There is no question that these were SSS patients; 59% had syncope, 42% had brady-tachycardia syndrome, and 87% had prolonged sinus node recovery times. Most such patients would receive a pacemaker. The uncontrolled reports that theophylline helped SSS patients suggested that pacemaker placement may be avoidable. This study shows that only heart failure incidence was reduced by theophylline, but heart failure was also reduced by pacemaker placement. The reduction in heart failure by pacing is probably related to increased heart rate and possibly preserved atrioventricular synchrony. Theophylline also increased heart rate (range 42-64 vs 38-51 bpm pre; P < 0.001), which may explain its benefit. Also, theophylline is a mild positive inotropic agent, but studies with other positive inotropes have shown increased mortality in heart failure patients.

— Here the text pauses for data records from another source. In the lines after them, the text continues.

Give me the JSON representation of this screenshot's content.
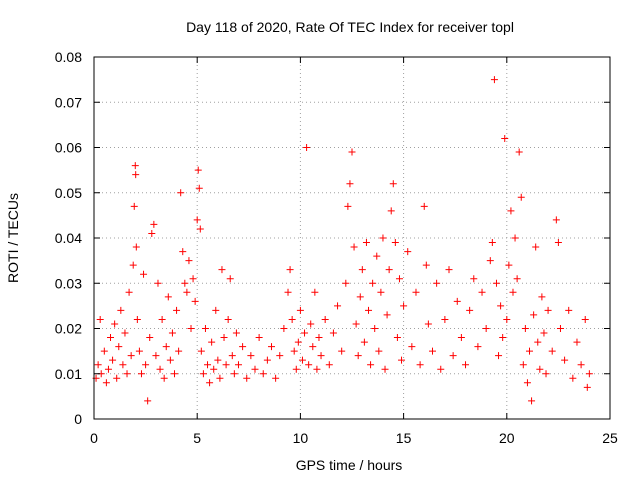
{
  "chart_data": {
    "type": "scatter",
    "title": "Day 118 of 2020, Rate Of TEC Index for receiver topl",
    "xlabel": "GPS time / hours",
    "ylabel": "ROTI / TECUs",
    "xlim": [
      0,
      25
    ],
    "ylim": [
      0,
      0.08
    ],
    "x_ticks": [
      0,
      5,
      10,
      15,
      20,
      25
    ],
    "x_tick_labels": [
      "0",
      "5",
      "10",
      "15",
      "20",
      "25"
    ],
    "y_ticks": [
      0,
      0.01,
      0.02,
      0.03,
      0.04,
      0.05,
      0.06,
      0.07,
      0.08
    ],
    "y_tick_labels": [
      "0",
      "0.01",
      "0.02",
      "0.03",
      "0.04",
      "0.05",
      "0.06",
      "0.07",
      "0.08"
    ],
    "grid": true,
    "marker": "+",
    "series": [
      {
        "name": "ROTI",
        "color": "#ff0000",
        "points": [
          [
            0.1,
            0.009
          ],
          [
            0.2,
            0.012
          ],
          [
            0.3,
            0.022
          ],
          [
            0.35,
            0.01
          ],
          [
            0.5,
            0.015
          ],
          [
            0.6,
            0.008
          ],
          [
            0.7,
            0.011
          ],
          [
            0.8,
            0.018
          ],
          [
            0.9,
            0.013
          ],
          [
            1.0,
            0.021
          ],
          [
            1.1,
            0.009
          ],
          [
            1.2,
            0.016
          ],
          [
            1.3,
            0.024
          ],
          [
            1.4,
            0.012
          ],
          [
            1.5,
            0.019
          ],
          [
            1.6,
            0.01
          ],
          [
            1.7,
            0.028
          ],
          [
            1.8,
            0.014
          ],
          [
            1.9,
            0.034
          ],
          [
            1.95,
            0.047
          ],
          [
            2.0,
            0.056
          ],
          [
            2.02,
            0.054
          ],
          [
            2.05,
            0.038
          ],
          [
            2.1,
            0.022
          ],
          [
            2.2,
            0.015
          ],
          [
            2.3,
            0.01
          ],
          [
            2.4,
            0.032
          ],
          [
            2.5,
            0.012
          ],
          [
            2.6,
            0.004
          ],
          [
            2.7,
            0.018
          ],
          [
            2.8,
            0.041
          ],
          [
            2.9,
            0.043
          ],
          [
            3.0,
            0.014
          ],
          [
            3.1,
            0.03
          ],
          [
            3.2,
            0.011
          ],
          [
            3.3,
            0.022
          ],
          [
            3.4,
            0.009
          ],
          [
            3.5,
            0.016
          ],
          [
            3.6,
            0.027
          ],
          [
            3.7,
            0.013
          ],
          [
            3.8,
            0.019
          ],
          [
            3.9,
            0.01
          ],
          [
            4.0,
            0.024
          ],
          [
            4.1,
            0.015
          ],
          [
            4.2,
            0.05
          ],
          [
            4.3,
            0.037
          ],
          [
            4.4,
            0.03
          ],
          [
            4.5,
            0.028
          ],
          [
            4.6,
            0.035
          ],
          [
            4.7,
            0.02
          ],
          [
            4.8,
            0.031
          ],
          [
            4.9,
            0.026
          ],
          [
            5.0,
            0.044
          ],
          [
            5.05,
            0.055
          ],
          [
            5.1,
            0.051
          ],
          [
            5.15,
            0.042
          ],
          [
            5.2,
            0.015
          ],
          [
            5.3,
            0.01
          ],
          [
            5.4,
            0.02
          ],
          [
            5.5,
            0.012
          ],
          [
            5.6,
            0.008
          ],
          [
            5.7,
            0.017
          ],
          [
            5.8,
            0.011
          ],
          [
            5.9,
            0.024
          ],
          [
            6.0,
            0.013
          ],
          [
            6.1,
            0.009
          ],
          [
            6.2,
            0.033
          ],
          [
            6.3,
            0.018
          ],
          [
            6.4,
            0.012
          ],
          [
            6.5,
            0.022
          ],
          [
            6.6,
            0.031
          ],
          [
            6.7,
            0.014
          ],
          [
            6.8,
            0.01
          ],
          [
            6.9,
            0.019
          ],
          [
            7.0,
            0.012
          ],
          [
            7.2,
            0.016
          ],
          [
            7.4,
            0.009
          ],
          [
            7.6,
            0.014
          ],
          [
            7.8,
            0.011
          ],
          [
            8.0,
            0.018
          ],
          [
            8.2,
            0.01
          ],
          [
            8.4,
            0.013
          ],
          [
            8.6,
            0.016
          ],
          [
            8.8,
            0.009
          ],
          [
            9.0,
            0.014
          ],
          [
            9.2,
            0.02
          ],
          [
            9.4,
            0.028
          ],
          [
            9.5,
            0.033
          ],
          [
            9.6,
            0.022
          ],
          [
            9.7,
            0.015
          ],
          [
            9.8,
            0.011
          ],
          [
            9.9,
            0.017
          ],
          [
            10.0,
            0.024
          ],
          [
            10.1,
            0.013
          ],
          [
            10.2,
            0.019
          ],
          [
            10.3,
            0.06
          ],
          [
            10.4,
            0.012
          ],
          [
            10.5,
            0.021
          ],
          [
            10.6,
            0.016
          ],
          [
            10.7,
            0.028
          ],
          [
            10.8,
            0.011
          ],
          [
            10.9,
            0.018
          ],
          [
            11.0,
            0.014
          ],
          [
            11.2,
            0.022
          ],
          [
            11.4,
            0.012
          ],
          [
            11.6,
            0.019
          ],
          [
            11.8,
            0.025
          ],
          [
            12.0,
            0.015
          ],
          [
            12.2,
            0.03
          ],
          [
            12.3,
            0.047
          ],
          [
            12.4,
            0.052
          ],
          [
            12.5,
            0.059
          ],
          [
            12.6,
            0.038
          ],
          [
            12.7,
            0.021
          ],
          [
            12.8,
            0.014
          ],
          [
            12.9,
            0.027
          ],
          [
            13.0,
            0.033
          ],
          [
            13.1,
            0.017
          ],
          [
            13.2,
            0.039
          ],
          [
            13.3,
            0.024
          ],
          [
            13.4,
            0.012
          ],
          [
            13.5,
            0.03
          ],
          [
            13.6,
            0.02
          ],
          [
            13.7,
            0.036
          ],
          [
            13.8,
            0.015
          ],
          [
            13.9,
            0.028
          ],
          [
            14.0,
            0.04
          ],
          [
            14.1,
            0.011
          ],
          [
            14.2,
            0.023
          ],
          [
            14.3,
            0.033
          ],
          [
            14.4,
            0.046
          ],
          [
            14.5,
            0.052
          ],
          [
            14.6,
            0.039
          ],
          [
            14.7,
            0.018
          ],
          [
            14.8,
            0.031
          ],
          [
            14.9,
            0.013
          ],
          [
            15.0,
            0.025
          ],
          [
            15.2,
            0.037
          ],
          [
            15.4,
            0.016
          ],
          [
            15.6,
            0.028
          ],
          [
            15.8,
            0.012
          ],
          [
            16.0,
            0.047
          ],
          [
            16.1,
            0.034
          ],
          [
            16.2,
            0.021
          ],
          [
            16.4,
            0.015
          ],
          [
            16.6,
            0.03
          ],
          [
            16.8,
            0.011
          ],
          [
            17.0,
            0.022
          ],
          [
            17.2,
            0.033
          ],
          [
            17.4,
            0.014
          ],
          [
            17.6,
            0.026
          ],
          [
            17.8,
            0.018
          ],
          [
            18.0,
            0.012
          ],
          [
            18.2,
            0.024
          ],
          [
            18.4,
            0.031
          ],
          [
            18.6,
            0.016
          ],
          [
            18.8,
            0.028
          ],
          [
            19.0,
            0.02
          ],
          [
            19.2,
            0.035
          ],
          [
            19.3,
            0.039
          ],
          [
            19.4,
            0.075
          ],
          [
            19.5,
            0.03
          ],
          [
            19.6,
            0.014
          ],
          [
            19.7,
            0.025
          ],
          [
            19.8,
            0.018
          ],
          [
            19.9,
            0.062
          ],
          [
            20.0,
            0.022
          ],
          [
            20.1,
            0.034
          ],
          [
            20.2,
            0.046
          ],
          [
            20.3,
            0.028
          ],
          [
            20.4,
            0.04
          ],
          [
            20.5,
            0.031
          ],
          [
            20.6,
            0.059
          ],
          [
            20.7,
            0.049
          ],
          [
            20.8,
            0.012
          ],
          [
            20.9,
            0.02
          ],
          [
            21.0,
            0.008
          ],
          [
            21.1,
            0.015
          ],
          [
            21.2,
            0.004
          ],
          [
            21.3,
            0.023
          ],
          [
            21.4,
            0.038
          ],
          [
            21.5,
            0.017
          ],
          [
            21.6,
            0.011
          ],
          [
            21.7,
            0.027
          ],
          [
            21.8,
            0.019
          ],
          [
            21.9,
            0.01
          ],
          [
            22.0,
            0.024
          ],
          [
            22.2,
            0.015
          ],
          [
            22.4,
            0.044
          ],
          [
            22.5,
            0.039
          ],
          [
            22.6,
            0.02
          ],
          [
            22.8,
            0.013
          ],
          [
            23.0,
            0.024
          ],
          [
            23.2,
            0.009
          ],
          [
            23.4,
            0.017
          ],
          [
            23.6,
            0.012
          ],
          [
            23.8,
            0.022
          ],
          [
            23.9,
            0.007
          ],
          [
            24.0,
            0.01
          ]
        ]
      }
    ]
  }
}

This trial was underpowered to evaluate mortality. Interestingly, atrial arrhythmias were not more frequent on theophylline, but 11% of the patients dropped out of this group due to side effects of theophylline. In my experience, this is low at the doses used (average 550 mg/d in 2 divided doses).

Other findings of interest included the lack of effect of either therapy on preventing atrial tachyarrhythmias and thromboemboli as compared to control. Overall, chronic atrial fibrillation occurred in about 10%, paro- xysmal tachyarrhythmias in 25%, and thromboemboli in 5-10%. Also, minor symptoms improved in all three groups possibly because of a spontaneous increase in heart rate observed in the control group (44-51 bpm; P < 0.002). This finding is unexplained but argues for conservative therapy in those with only minor symptoms and no syncope. The authors’ conclusion that a pacemaker is indicated for SSS patients with syncope is solid, as is conservative therapy for those with minor symptoms. The role of theophylline therapy is less clear. The only role I see for it is the SSS patient with bradycardic symptoms or heart failure unresponsive to standard therapy who does not want a pacemaker. Finally, it should be noted that the results of this study do not apply to patients with severe SSS—a heart rate of less than 30 or more than three-second pauses. Severe SSS patients need a pacemaker. (Dr. Crawford is Chief, Division of Cardiology, University of New Mexico, Albuquerque, NM.)